If it is not followed by that string, it will not match:

/bbb(?!ccc)/

Change ?= to ?! Then the meaning changes. Take a look through AST:

Although the lookahead assertion is still asserted first, there is an additional negative attribute of true.

The meaning is obvious. Originally, it means that the front is a certain string. After negation, it means that the front is not a certain string.

Then the matching result is exactly the opposite:

Now it only matches if it is not a certain string in front of it. This is a negative lookahead assertion.

/(?<=aaa)bbb/

If there is a preceding assertion, there will naturally be a trailing assertion, that is, it will match only if it is followed by a certain string.

In the same way, it can also be denied:

The AST corresponding to (?<=aaa) is easy to think of, which is lookbehind assertion:

The AST corresponding to (?<!aaa) is to add a negative attribute:

Look-ahead assertion and look-behind assertion are the most difficult regular expression syntax to understand. Is it much easier to understand if you learn it through AST ~

Summary:

Regular expressions are a very convenient tool for processing strings, but it is still somewhat difficult to learn. Many people are confused about syntax such as greedy matching, non-greedy matching, capturing subgroups, non-capturing subgroups, lookahead assertions, lookbehind assertions, etc.

I recommend learning regular rules through AST. AST is an object tree organized according to grammatical structure. Various syntaxes can be easily clarified through the names and attributes of AST nodes.

For example, we have clarified through AST:

Repetition syntax (Repetition) is in the form of character + quantifier. The default is greedy matching (greedy is true), which means matching until no matching. Adding a ? after the quantifier switches to non-greedy matching. , stop when one character is matched.

Subgroup syntax (Group) is used to extract a certain string. The default is capturing (capturing is true), which means extraction is required. You can switch to non-capturing through (?:xxx), which only matches but does not extract.

Assertion syntax (Assertion) represents a certain string before or after it.
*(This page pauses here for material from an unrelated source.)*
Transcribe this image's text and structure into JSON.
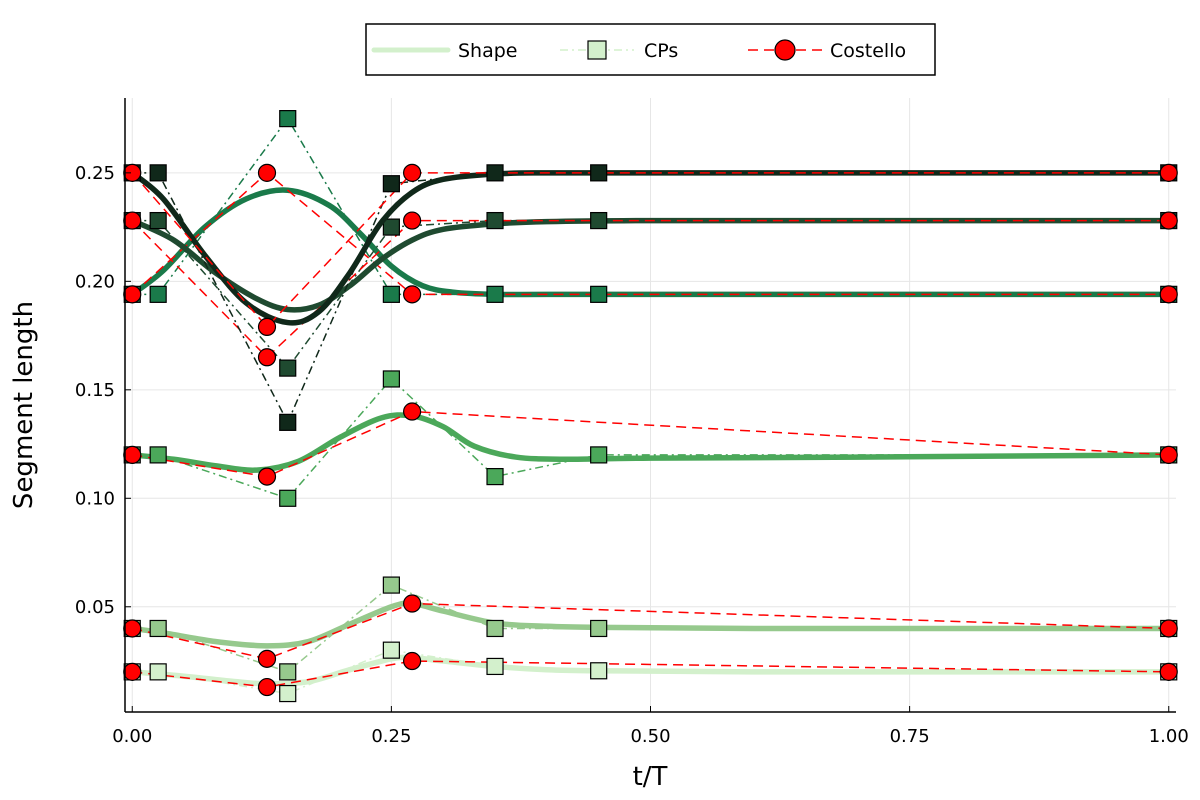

It is divided into lookahead assertion and lookbehind assertion. The syntax is (?=xxx) and (?<=xxx) respectively. You can pass Replace = with ! to express negation (negative is true), which means exactly the opposite.

Is it the deep understanding of syntax in various documents or the deep understanding of syntax in the compiler?

No need to ask, it must be the compiler!

Then it is naturally better to learn grammar through the syntax tree parsed according to the grammar than the document.

This is true for regular expressions, and it is also true for learning other grammars. If you can learn the grammar using AST, you don't need to read the documentation.